El ‘eyeliner’ de Yolanda
Hay una manera de saber exactamente qué edad real se tiene y es aquella en la que la imagen mental de los padres de uno ha dejado de envejecer
El domingo por la mañana cuando bajé a por la prensa el quiosquero discutía tan violentamente con uno de sus clientes que pensé que iban a llegar a las manos. Menos mal que llevaban las mascarillas puestas porque, de no haber sido así, nos hubiesen regado de babas a todos los que hacíamos cola, que éramos tres, y dos estaban en edad de riesgo. La mayoría de la gente que aún compra papel lo está. Yo quizá también, porque últimamente todo el mundo me trata de usted, excepto ese tipo de camareros que abundan en mi barrio y que tanto a la chica de larga melena sedosa como a la anciana de moño blanco, invariablemente preguntan: “¿Qué va a tomar la joven?”.

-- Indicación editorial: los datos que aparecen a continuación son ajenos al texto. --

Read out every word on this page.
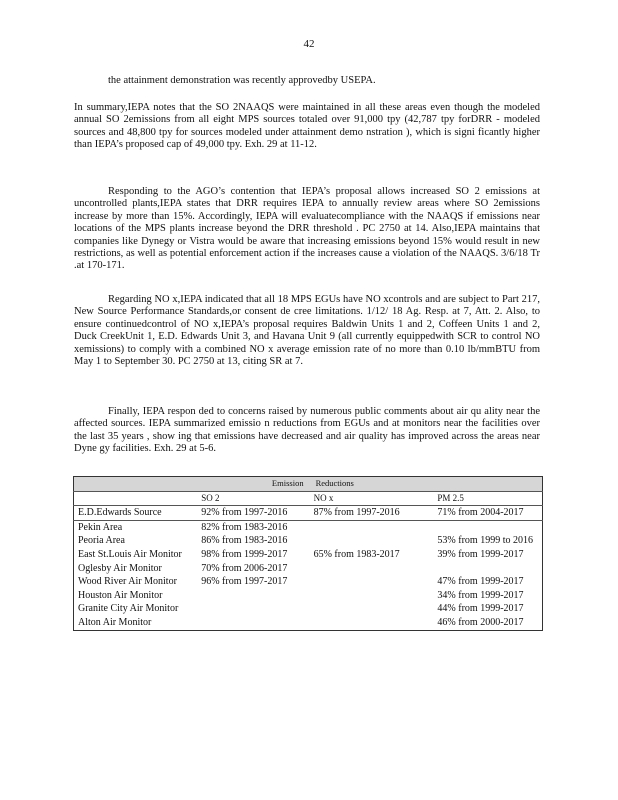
42

the attainment demonstration was recently approvedby USEPA.

In summary,IEPA notes that the SO 2NAAQS were maintained in all these areas even though the modeled annual SO 2emissions from all eight MPS sources totaled over 91,000 tpy (42,787 tpy forDRR - modeled sources and 48,800 tpy for sources modeled under attainment demo nstration ), which is signi ficantly higher than IEPA’s proposed cap of 49,000 tpy. Exh. 29 at 11-12.

Responding to the AGO’s contention that IEPA’s proposal allows increased SO 2 emissions at uncontrolled plants,IEPA states that DRR requires IEPA to annually review areas where SO 2emissions increase by more than 15%. Accordingly, IEPA will evaluatecompliance with the NAAQS if emissions near locations of the MPS plants increase beyond the DRR threshold . PC 2750 at 14. Also,IEPA maintains that companies like Dynegy or Vistra would be aware that increasing emissions beyond 15% would result in new restrictions, as well as potential enforcement action if the increases cause a violation of the NAAQS. 3/6/18 Tr .at 170-171.

Regarding NO x,IEPA indicated that all 18 MPS EGUs have NO xcontrols and are subject to Part 217, New Source Performance Standards,or consent de cree limitations. 1/12/ 18 Ag. Resp. at 7, Att. 2. Also, to ensure continuedcontrol of NO x,IEPA’s proposal requires Baldwin Units 1 and 2, Coffeen Units 1 and 2, Duck CreekUnit 1, E.D. Edwards Unit 3, and Havana Unit 9 (all currently equippedwith SCR to control NO xemissions) to comply with a combined NO x average emission rate of no more than 0.10 lb/mmBTU from May 1 to September 30. PC 2750 at 13, citing SR at 7.

Finally, IEPA respon ded to concerns raised by numerous public comments about air qu ality near the affected sources. IEPA summarized emissio n reductions from EGUs and at monitors near the facilities over the last 35 years , show ing that emissions have decreased and air quality has improved across the areas near Dyne gy facilities. Exh. 29 at 5-6.

Emission		Reductions	
	SO 2	NO x	PM 2.5
E.D.Edwards Source	92% from 1997-2016	87% from 1997-2016	71% from 2004-2017
Pekin Area	82% from 1983-2016		
Peoria Area	86% from 1983-2016		53% from 1999 to 2016
East St.Louis Air Monitor	98% from 1999-2017	65% from 1983-2017	39% from 1999-2017
Oglesby Air Monitor	70% from 2006-2017		
Wood River Air Monitor	96% from 1997-2017		47% from 1999-2017
Houston Air Monitor			34% from 1999-2017
Granite City Air Monitor			44% from 1999-2017
Alton Air Monitor			46% from 2000-2017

El quiosquero tardó mucho en darme los periódicos porque antes tuvo que argumentar a un señor con Barbour por qué cuando por fin salga la vacuna no está dispuesto a ponérsela bajo ningún concepto. “¡Pero que lleva material genético! ¡Material genético!”. La espera podría haberme molestado pero ni siquiera cuando el quiosquero, al darme el cambio, me dijo: “Aquí tiene usted” me puse de mal humor.
Hay una manera de saber exactamente qué edad real se tiene y es aquella en la que la imagen mental de los padres de uno ha dejado de envejecer. Por ejemplo, yo a mi madre la recuerdo siempre llevándome al colegio en un Citröen Dos Caballos: vaqueros ajustados, chaqueta de pata de gallo, voluminosa melena rubia y eyeliner azul, como el cielo del pasado domingo, en el que el sol derramaba sobre las cosas cosas una luz de otoño tan dorada que incluso el mastodonte granítico de Nuevos Ministerios parecía bello.

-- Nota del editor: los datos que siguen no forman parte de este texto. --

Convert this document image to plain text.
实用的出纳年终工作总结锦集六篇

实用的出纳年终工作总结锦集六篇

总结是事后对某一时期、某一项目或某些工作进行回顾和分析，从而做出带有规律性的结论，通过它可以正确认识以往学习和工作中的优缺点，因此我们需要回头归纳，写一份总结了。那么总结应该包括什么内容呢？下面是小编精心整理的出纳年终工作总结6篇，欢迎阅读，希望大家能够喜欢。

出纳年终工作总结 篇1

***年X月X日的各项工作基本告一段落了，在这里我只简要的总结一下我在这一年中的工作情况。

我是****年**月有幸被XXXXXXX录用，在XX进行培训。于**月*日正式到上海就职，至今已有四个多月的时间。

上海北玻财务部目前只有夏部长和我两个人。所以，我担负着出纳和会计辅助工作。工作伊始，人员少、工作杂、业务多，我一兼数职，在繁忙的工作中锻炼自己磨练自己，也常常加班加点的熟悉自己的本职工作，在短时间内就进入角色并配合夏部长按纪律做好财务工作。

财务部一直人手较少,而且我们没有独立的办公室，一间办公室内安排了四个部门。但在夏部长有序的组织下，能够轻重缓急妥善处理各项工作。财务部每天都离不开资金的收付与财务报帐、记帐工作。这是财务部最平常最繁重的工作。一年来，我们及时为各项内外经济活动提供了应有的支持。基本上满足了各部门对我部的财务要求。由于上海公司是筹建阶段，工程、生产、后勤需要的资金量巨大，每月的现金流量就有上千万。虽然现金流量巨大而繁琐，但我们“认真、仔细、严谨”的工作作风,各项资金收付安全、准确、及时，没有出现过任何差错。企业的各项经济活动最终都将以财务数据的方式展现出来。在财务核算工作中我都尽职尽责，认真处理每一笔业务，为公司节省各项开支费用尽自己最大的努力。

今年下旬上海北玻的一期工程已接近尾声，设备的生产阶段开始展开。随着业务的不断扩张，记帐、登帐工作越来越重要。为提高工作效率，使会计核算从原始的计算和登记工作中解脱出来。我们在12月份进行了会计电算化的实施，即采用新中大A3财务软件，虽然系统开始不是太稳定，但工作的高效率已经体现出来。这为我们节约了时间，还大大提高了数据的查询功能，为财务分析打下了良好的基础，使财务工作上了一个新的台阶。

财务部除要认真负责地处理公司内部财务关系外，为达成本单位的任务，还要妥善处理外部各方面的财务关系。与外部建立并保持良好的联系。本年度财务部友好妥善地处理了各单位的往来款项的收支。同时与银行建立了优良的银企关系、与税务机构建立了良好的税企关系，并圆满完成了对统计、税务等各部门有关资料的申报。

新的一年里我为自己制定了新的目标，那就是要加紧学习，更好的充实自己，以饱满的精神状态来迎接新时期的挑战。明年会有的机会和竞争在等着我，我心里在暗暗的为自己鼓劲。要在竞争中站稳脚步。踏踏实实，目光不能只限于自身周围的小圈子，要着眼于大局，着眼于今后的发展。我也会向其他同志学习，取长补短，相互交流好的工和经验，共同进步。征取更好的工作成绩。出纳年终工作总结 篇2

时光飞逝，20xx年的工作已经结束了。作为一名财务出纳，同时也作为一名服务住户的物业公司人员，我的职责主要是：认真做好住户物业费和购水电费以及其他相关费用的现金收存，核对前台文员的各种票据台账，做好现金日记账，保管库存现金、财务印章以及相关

Lo menciono porque lo tenía justo enfrente cuando, leyendo tranquilamente El País Semanal sentada en una terraza de la Plaza de San Juan de la Cruz (mujeres maduras con abrigos camel paseaban a sus perritos, hombres jóvenes con deportivas Nike a sus hijos), me enteré de que la ministra de Trabajo, Yolanda Díaz, que se ha hecho famosa por unas dotes negociadoras que podrían convencer a mi quiosquero de vacunarse, vive justo ahí.
La compadecí, porque en los días nublados ese complejo proyectado por Secundino Zuazo justo antes del inicio de la Guerra Civil es ciertamente tétrico pero a la vez pensé que había cierta poesía en el hecho de que la primera ministra de la historia de la democracia española que se declara abiertamente comunista viva en un edificio cuya planta, cuenta la leyenda urbana, tiene la forma de la hoz y el martillo. En estas estaba cuando empezaron a sonar desaforados los cláxones de los manifestantes contra la Ley Celáa. Había, como es habitual en nuestro barrio (el mío y el de Yolanda Díaz) cientos de banderitas de España. Miré la portada del suplemento y vi el retrato de Yolanda. Llevaba eyeliner azul. Me recordó muchísimo a mi madre. Le pedí la cuenta al camarero, quien me dijo: “Son cinco euros, señora”.